Student wants vote counted
ST. PAUL -- Peter DeMuth said he drove from Fargo to St. Paul on Thursday for one reason.
"Because I want my vote counted," the North Dakota State University student said while testifying in the U.S. Senate election trial.
DeMuth, 23, was called as a witness by Norm Coleman's campaign because his absentee ballot was not counted in the Nov. 4 election or during the Senate recount. He is registered to vote in Plymouth, a Minneapolis suburb.
DeMuth was one of two voters the campaign used Thursday, the trial's fourth day, as it tries to convince three judges hearing the lawsuit to include uncounted rejected absentee ballots in the tally.

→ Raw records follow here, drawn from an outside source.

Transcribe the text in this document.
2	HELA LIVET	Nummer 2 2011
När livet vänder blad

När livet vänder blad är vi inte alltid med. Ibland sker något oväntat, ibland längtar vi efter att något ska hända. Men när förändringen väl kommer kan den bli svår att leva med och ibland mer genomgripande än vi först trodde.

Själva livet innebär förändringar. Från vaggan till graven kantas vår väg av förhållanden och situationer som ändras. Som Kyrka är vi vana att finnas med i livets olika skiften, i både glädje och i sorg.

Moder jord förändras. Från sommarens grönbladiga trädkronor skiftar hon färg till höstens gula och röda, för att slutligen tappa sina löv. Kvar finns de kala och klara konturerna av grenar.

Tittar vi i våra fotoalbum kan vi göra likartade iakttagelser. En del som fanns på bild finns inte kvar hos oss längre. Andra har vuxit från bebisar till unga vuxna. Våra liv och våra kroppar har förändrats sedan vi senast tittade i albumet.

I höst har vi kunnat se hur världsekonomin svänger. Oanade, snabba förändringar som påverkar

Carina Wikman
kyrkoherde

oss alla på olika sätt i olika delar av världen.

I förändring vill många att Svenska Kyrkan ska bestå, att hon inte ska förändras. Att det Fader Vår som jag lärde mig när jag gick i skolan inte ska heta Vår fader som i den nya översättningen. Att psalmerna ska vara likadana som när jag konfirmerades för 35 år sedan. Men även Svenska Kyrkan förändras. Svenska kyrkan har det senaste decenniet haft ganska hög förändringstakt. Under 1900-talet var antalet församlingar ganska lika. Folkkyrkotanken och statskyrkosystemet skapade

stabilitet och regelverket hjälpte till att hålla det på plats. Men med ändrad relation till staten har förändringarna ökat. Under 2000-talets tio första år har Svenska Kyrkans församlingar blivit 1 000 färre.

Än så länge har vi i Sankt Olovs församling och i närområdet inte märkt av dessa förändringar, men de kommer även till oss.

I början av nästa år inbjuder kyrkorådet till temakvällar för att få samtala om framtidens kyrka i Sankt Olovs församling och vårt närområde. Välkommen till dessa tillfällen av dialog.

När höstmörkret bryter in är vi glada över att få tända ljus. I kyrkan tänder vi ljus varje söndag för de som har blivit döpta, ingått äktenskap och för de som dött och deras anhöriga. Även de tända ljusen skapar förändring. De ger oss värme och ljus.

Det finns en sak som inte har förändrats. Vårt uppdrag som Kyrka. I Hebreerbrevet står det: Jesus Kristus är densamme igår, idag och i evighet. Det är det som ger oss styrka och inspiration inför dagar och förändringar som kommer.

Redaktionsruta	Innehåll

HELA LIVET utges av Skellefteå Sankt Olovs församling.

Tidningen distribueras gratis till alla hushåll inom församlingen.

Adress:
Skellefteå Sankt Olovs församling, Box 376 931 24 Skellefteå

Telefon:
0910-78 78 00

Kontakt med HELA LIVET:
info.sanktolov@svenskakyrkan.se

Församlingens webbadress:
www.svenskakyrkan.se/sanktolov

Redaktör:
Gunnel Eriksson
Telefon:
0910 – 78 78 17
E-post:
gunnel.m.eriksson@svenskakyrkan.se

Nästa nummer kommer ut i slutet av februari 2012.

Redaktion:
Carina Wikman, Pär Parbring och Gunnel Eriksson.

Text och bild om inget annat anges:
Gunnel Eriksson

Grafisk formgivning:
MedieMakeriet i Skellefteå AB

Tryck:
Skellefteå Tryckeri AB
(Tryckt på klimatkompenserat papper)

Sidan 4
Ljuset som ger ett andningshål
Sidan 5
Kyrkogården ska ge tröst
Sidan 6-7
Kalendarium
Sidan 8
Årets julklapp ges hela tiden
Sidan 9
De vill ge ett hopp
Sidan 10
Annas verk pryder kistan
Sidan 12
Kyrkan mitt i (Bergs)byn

The statewide recount showed Democrat Al Franken gained 225 more votes than Coleman, who is challenging that election result.
DeMuth's absentee ballot envelope was marked rejected because of a signature problem. He signed his ballot envelope, but had put only his initials on his absentee ballot application.
State law says those signatures must match for the ballot to be counted.
In his testimony, DeMuth told Coleman attorney Jim Langdon that he did not know why his ballot was rejected, nor did Hennepin County election officials notify him that his vote would not be counted. He later was told by the Minnesota Republican Party that his vote was rejected.
DeMuth said he initialed the application because he completed it on a computer to avoid paying to make a copy of the application on a university printer.
Franken attorney Kevin Hamilton tried to suggest that DeMuth could have printed the application and signed his full name.
"It costs money to print," DeMuth responded.
Outside the St. Paul courtroom, DeMuth said the problem could have been avoided if election officials compared the signature on his absentee ballot envelope to the signature on his voter registration card. Still, he said he would do things differently in the future.
"Next time, I'll go pay the money to have it printed," he said of the application.
DeMuth, a Coleman supporter, said he hopes his vote gets counted before the Senate election is settled.
"I think if we're going to go through with the recount, we might as well get every vote and make sure that they get counted," he said.
Then he left the Minnesota Judicial Center to drive back to college.